Cursor's approach is not to build an excellent foundation model from scratch but to more pragmatically use its own models to take over a large number of routine coding agent tasks, reducing its reliance on upstream APIs.

Tasks that do not require the most advanced inference capabilities, such as routine code completion, formatting, and simple refactoring, are taken over by Composer, leaving the expensive API calls for scenarios that truly need them.

The results were quickly evident. Cursor's large enterprise accounts have achieved positive gross margins. Although individual developer accounts are still in the red, the overall situation has improved.

The latest Composer 2.5 is a continuation of this logic. Cursor admits that it is based on the Kimi K2.5 base and is specifically trained for long-cycle programming tasks, with a synthetic data volume 25 times that of the previous generation.

Choosing an open-source base instead of self-development and specialized fine-tuning instead of all-round training helps to keep costs down at every step.

This mechanism ultimately results in an acceptable cost structure.

The most complex requirements are handed over to cutting-edge models like Claude and GPT, while the most frequent and standardized tasks in the middle are handled by Cursor's own Composer.

Combined with Cursor's own system, the more specific the requirements, the more room there is for training specialized models, and the lower the reliance on upstream models.

3

The qualification for reevaluation

In a sense, what Cursor is doing is to accomplish a noble task in an inelegant way.

It does not insist on proving "my model is stronger than yours," nor does it try to compete head-on with Anthropic and OpenAI in basic research.
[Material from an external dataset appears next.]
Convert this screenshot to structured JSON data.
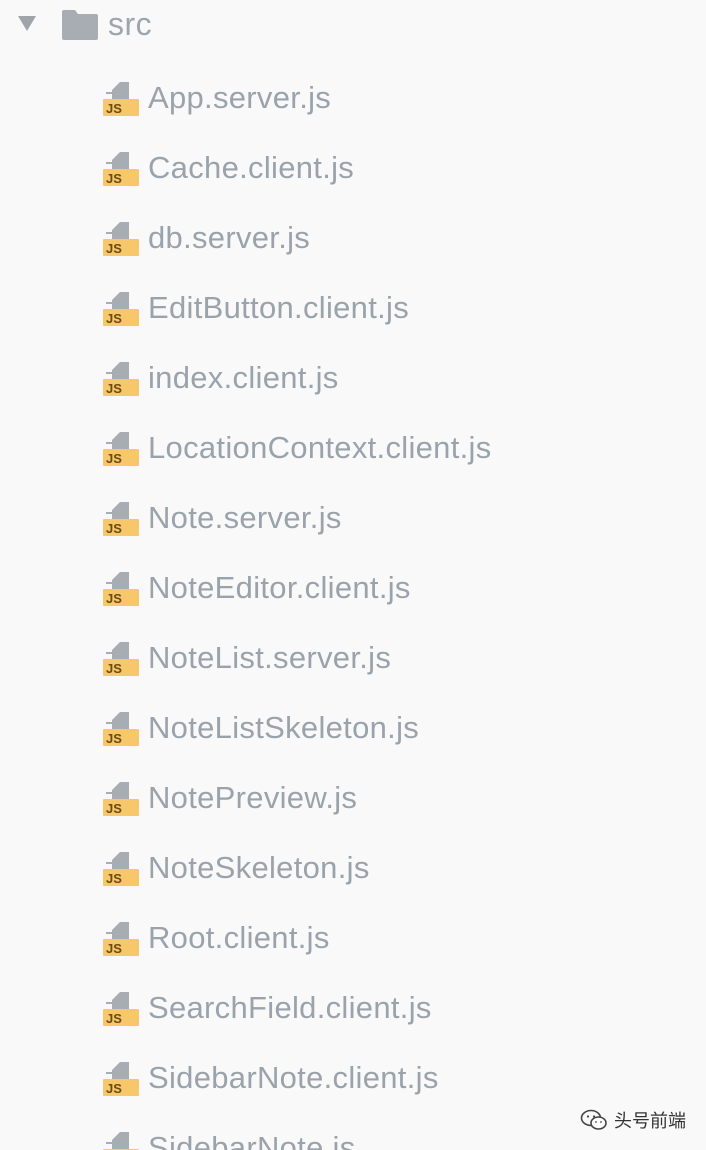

It accepts its position and, from that position, maximizes what can be done at the application layer.

The AI foundation models are moving from a "winner-takes-all" situation to a "multi-polar coexistence" state. When no single model can dominate in all scenarios, the engineering capabilities at the application layer become the real determinant of user retention.
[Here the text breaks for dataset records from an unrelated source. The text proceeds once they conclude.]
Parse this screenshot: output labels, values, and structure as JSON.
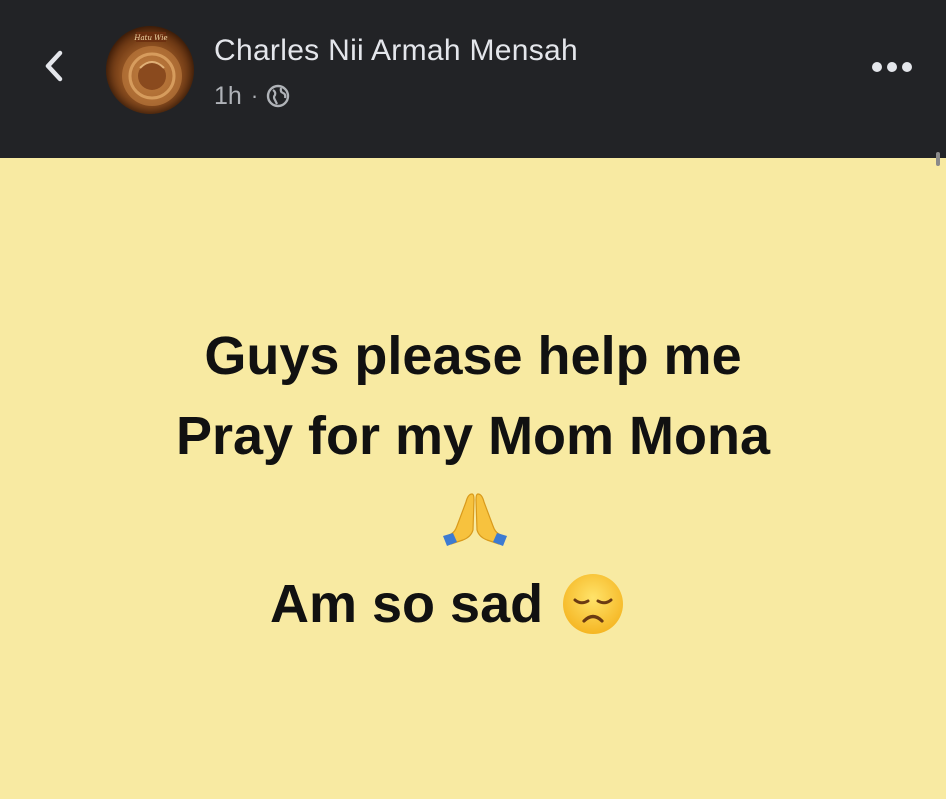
{
  "header": {
    "back_icon": "chevron-left-icon",
    "author_name": "Charles Nii Armah Mensah",
    "timestamp": "1h",
    "separator": "·",
    "privacy_icon": "globe-icon",
    "more_icon": "more-horizontal-icon",
    "avatar_badge_text": "Hatu Wie"
  },
  "post": {
    "background_color": "#f8eaa2",
    "line1": "Guys please help me",
    "line2": "Pray for my Mom Mona",
    "pray_emoji_icon": "folded-hands-emoji",
    "line3": "Am so sad",
    "sad_emoji_icon": "disappointed-face-emoji"
  },
  "colors": {
    "header_bg": "#222326",
    "name_text": "#e4e6eb",
    "meta_text": "#b0b3b8",
    "post_text": "#111111"
  }
}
Whoever can make more efficient, stable, and cost-effective use of limited model capabilities will win the real competition.

This competition is not over yet. Claude Code will not sit idle. The ceiling of model capabilities is still rising, and the native teams are also accelerating their investment in tool invocation and context optimization.

How long Cursor's opportunity window will remain open depends on two things: whether its engineering accumulation at the application layer can continue to lead, and whether it can wait for the market landscape to truly stabilize before its cost structure becomes completely healthy.

But at least for now, it has regained the market's trust.

In the AI industry, being able to survive long enough to be reevaluated is already a victory in itself.

This article is from the WeChat official account "Silicon Star Pro." Author: Dong Daoli. Republished by 36Kr with permission.